New Delhi: French car maker Renault’s Indian unit expects to sell 100,000 vehicles by the end of 2013, a top executive said on Monday, after it launched its first independent model in the world’s second-fastest growing auto market.
The company, which exited a joint venture with Mahindra and Mahindra last year, launched its Fluence sedan—costing as much as Rs 1.44 million ($32,036)—in India.
“With five products available for sale by end-2012, we aim to sell 100,000 units in 2013,” deputy managing director Sudhir Rao said.
The automaker said it aimed to export €100 million worth of components in 2012 compared with €35 million worth of exports in 2010.
India is being increasingly seen as a production hub for global automakers as rising cost pressures in their home markets drive them to source from countries that offer cheaper labor and parts.
Renault will double capacity at its plant in the southern Indian state of Tamil Nadu to 400,000 by end-2012 and has committed an investment of Rs 4500 crore for the plant which will roll out five models beginning with Fluence.
The Renault-Mahindra joint venture was formed in 2005 to make the Logan sedan in India.
The Logan was initially greeted with enthusiasm but saw disappointing sales thereafter, in part due to its length of more than 4 metres, which attracted a higher factory-gate duty, making it expensive for its target segment.

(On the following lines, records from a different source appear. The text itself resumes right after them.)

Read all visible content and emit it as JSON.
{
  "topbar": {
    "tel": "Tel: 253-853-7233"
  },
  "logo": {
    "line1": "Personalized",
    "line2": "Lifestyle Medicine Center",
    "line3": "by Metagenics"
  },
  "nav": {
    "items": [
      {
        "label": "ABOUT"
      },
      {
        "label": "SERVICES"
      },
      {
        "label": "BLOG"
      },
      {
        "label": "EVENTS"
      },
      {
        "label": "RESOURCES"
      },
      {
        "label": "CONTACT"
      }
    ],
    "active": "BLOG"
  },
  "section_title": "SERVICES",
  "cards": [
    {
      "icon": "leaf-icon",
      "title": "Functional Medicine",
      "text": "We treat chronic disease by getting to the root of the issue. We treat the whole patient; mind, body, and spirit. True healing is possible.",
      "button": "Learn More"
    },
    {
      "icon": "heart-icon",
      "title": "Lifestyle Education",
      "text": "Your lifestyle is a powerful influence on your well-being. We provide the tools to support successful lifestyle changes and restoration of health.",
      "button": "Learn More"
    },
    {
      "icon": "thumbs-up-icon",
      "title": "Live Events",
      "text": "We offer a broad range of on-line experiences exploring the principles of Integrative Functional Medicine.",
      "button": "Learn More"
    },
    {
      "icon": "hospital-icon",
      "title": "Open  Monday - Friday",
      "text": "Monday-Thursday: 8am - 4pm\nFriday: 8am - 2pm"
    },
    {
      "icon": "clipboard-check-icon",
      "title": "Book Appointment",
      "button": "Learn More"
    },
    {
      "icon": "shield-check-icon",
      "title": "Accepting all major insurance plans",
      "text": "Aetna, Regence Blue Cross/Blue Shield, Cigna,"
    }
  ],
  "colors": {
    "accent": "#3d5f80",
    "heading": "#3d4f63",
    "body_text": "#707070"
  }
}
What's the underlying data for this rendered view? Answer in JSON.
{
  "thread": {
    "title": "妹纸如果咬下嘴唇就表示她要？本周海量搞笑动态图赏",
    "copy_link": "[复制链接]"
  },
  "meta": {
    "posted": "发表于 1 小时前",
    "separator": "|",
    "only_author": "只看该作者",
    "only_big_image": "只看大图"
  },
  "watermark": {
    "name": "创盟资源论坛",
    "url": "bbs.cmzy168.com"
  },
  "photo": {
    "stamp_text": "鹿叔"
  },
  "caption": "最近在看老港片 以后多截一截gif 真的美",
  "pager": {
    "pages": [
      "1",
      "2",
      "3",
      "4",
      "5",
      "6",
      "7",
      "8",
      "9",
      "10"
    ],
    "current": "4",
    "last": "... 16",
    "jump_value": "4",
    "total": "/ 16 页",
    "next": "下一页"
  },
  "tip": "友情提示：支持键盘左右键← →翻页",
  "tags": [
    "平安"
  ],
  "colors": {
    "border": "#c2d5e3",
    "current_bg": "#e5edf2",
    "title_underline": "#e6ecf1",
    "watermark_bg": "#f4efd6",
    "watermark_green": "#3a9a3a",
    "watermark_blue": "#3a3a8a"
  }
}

“Logan has given us a good learning about the Indian market. We (now) know what the customer wants, the market wants,” Renault India managing director Marc Nassif told reporters.
Rising incomes in Asia’s third-largest economy is lifting demand for entry-level sedans in the market, which had previously focused on small-sized cars.
Earlier this month, Hyundai Motor introduced a new version of the Verna subcompact sedan in India, targeting to sell 45,000 units this year.